Fiber Orientation Statistics

The $\mu \mathrm{CT}$ visually had lower contrast for the heart shown in Figs. 3 and 5. The fiber orientation estimations were not very similar to those of the RCT volume, which had an average error around 20 deg (Fig. 7). The average error values were increased by outliers, like the red bars in Fig. 8.

In the part magnified in Fig. 8, many outliers are observed. These errors were caused by an iodine solution artifact (having a higher absorption of x-ray) used for contrast enhancement of $\mu \mathrm{CT}$ imaging (Fig. 8). This iodine solution created a strong artifact in a slice plane. A tracking algorithm traced it and produced in-plane (flat) tracking.

The colors of the points in Fig. 9 suggest that the inclination angles computed from both the RCT and $\mu \mathrm{CT}$ volumes were positive inside and negative outside the LV. This tendency was already proved through anatomical studies,⁵ and the results of both the $\mu \mathrm{CT}$ and RCT volumes followed it.

We used nonrigid registration to compensate for the deformation of the specimen at the RCT and $\mu \mathrm{CT}$ scanning times. Our scanning procedures were performed in the following order: RCT scanning, iodine staining, and $\mu \mathrm{CT}$ scanning, as explained in Sec. 3.1. Iodine staining caused a slight contraction of the heart. There were some changes in the specimen sizes and small structures between the two CT volumes.

6.2.

3-D Visualization of Fibers

Fiber tracking allows intuitive understanding of fiber running orientations in 3-D space. The tendency of inclination angles, correlated to the outside ratio, was also visually observed in the fiber tracking results from both the RCT and $\mu \mathrm{CT}$ volumes (Fig. 11). Most of the fiber tracking results inside the LV were red, and most of those outside were green. The trajectories were visually smooth from both volumes.

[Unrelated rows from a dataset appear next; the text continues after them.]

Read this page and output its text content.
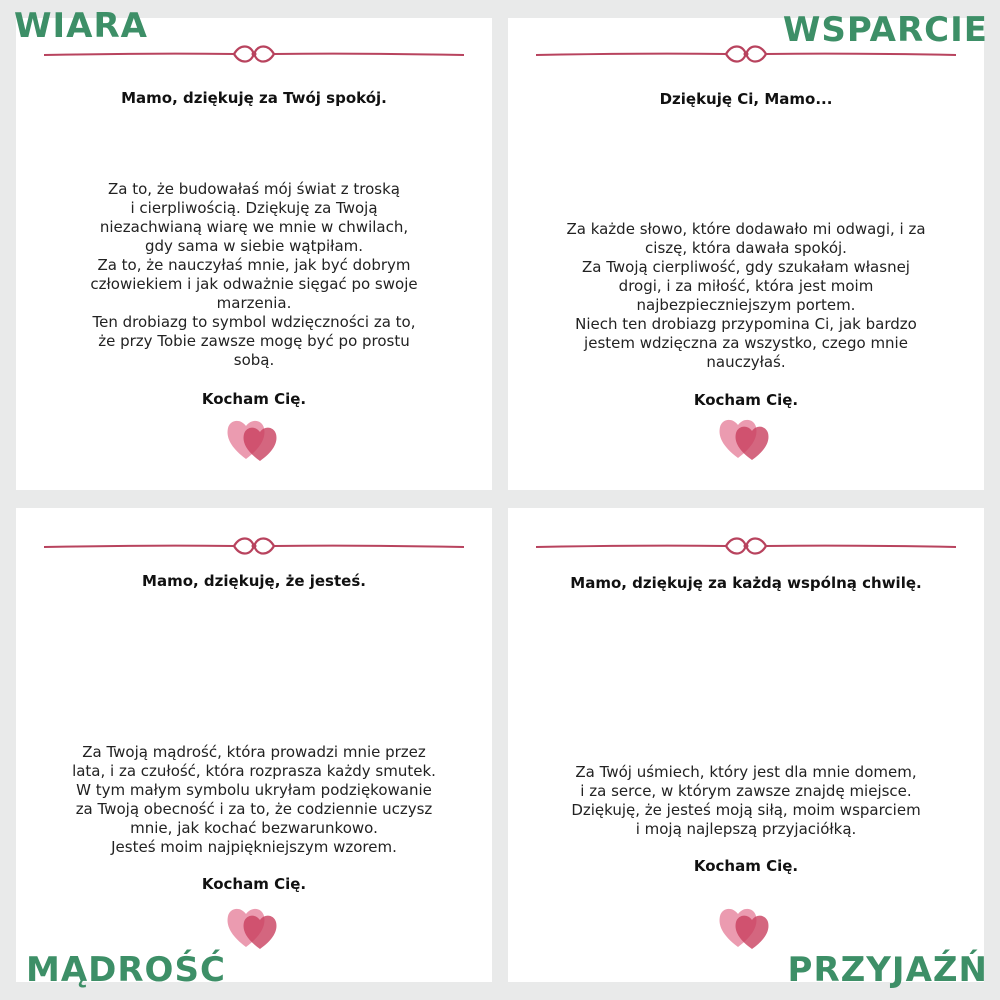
Mamo, dziękuję za Twój spokój.
Za to, że budowałaś mój świat z troską
i cierpliwością. Dziękuję za Twoją
niezachwianą wiarę we mnie w chwilach,
gdy sama w siebie wątpiłam.
Za to, że nauczyłaś mnie, jak być dobrym
człowiekiem i jak odważnie sięgać po swoje
marzenia.
Ten drobiazg to symbol wdzięczności za to,
że przy Tobie zawsze mogę być po prostu
sobą.
Kocham Cię.
Dziękuję Ci, Mamo...
Za każde słowo, które dodawało mi odwagi, i za
ciszę, która dawała spokój.
Za Twoją cierpliwość, gdy szukałam własnej
drogi, i za miłość, która jest moim
najbezpieczniejszym portem.
Niech ten drobiazg przypomina Ci, jak bardzo
jestem wdzięczna za wszystko, czego mnie
nauczyłaś.
Kocham Cię.
Mamo, dziękuję, że jesteś.
Za Twoją mądrość, która prowadzi mnie przez
lata, i za czułość, która rozprasza każdy smutek.
W tym małym symbolu ukryłam podziękowanie
za Twoją obecność i za to, że codziennie uczysz
mnie, jak kochać bezwarunkowo.
Jesteś moim najpiękniejszym wzorem.
Kocham Cię.
Mamo, dziękuję za każdą wspólną chwilę.
Za Twój uśmiech, który jest dla mnie domem,
i za serce, w którym zawsze znajdę miejsce.
Dziękuję, że jesteś moją siłą, moim wsparciem
i moją najlepszą przyjaciółką.
Kocham Cię.
WIARA	WSPARCIE
MĄDROŚĆ	PRZYJAŹŃ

Figure 11 shows the fiber tracking results from the base to the apex. One large difference between the RCT and $\mu \mathrm{CT}$ volumes is apparent. On the results from the $\mu \mathrm{CT}$ volume [Fig. 11(b)], flat tracking results are densely gathered. Since our $\mu \mathrm{CT}$ scanner had a limited FOV, the rabbit heart was scanned by dividing it into three parts (Sec. 3.1). Since the images of the three scanning results were not precisely aligned, their joints were followed by tracking. Correction processes for such mistracking are required in the future.

We found that it is possible to estimate fiber orientation well on $\mu \mathrm{CT}$ volumes. Our fiber orientation estimation procedures were useful for fiber tracking in the entire LV, although the results must be scrutinized for errors between two scans. $\mu \mathrm{CT}$, which is a promising modality for cardiac imaging and useful for observing cardiac fibers, is commonly used by many companies and institutes for industrial purposes. Our work shows an application for cardiac imaging, which presents imaging protocols and their usefulness for observing cardiac fibers.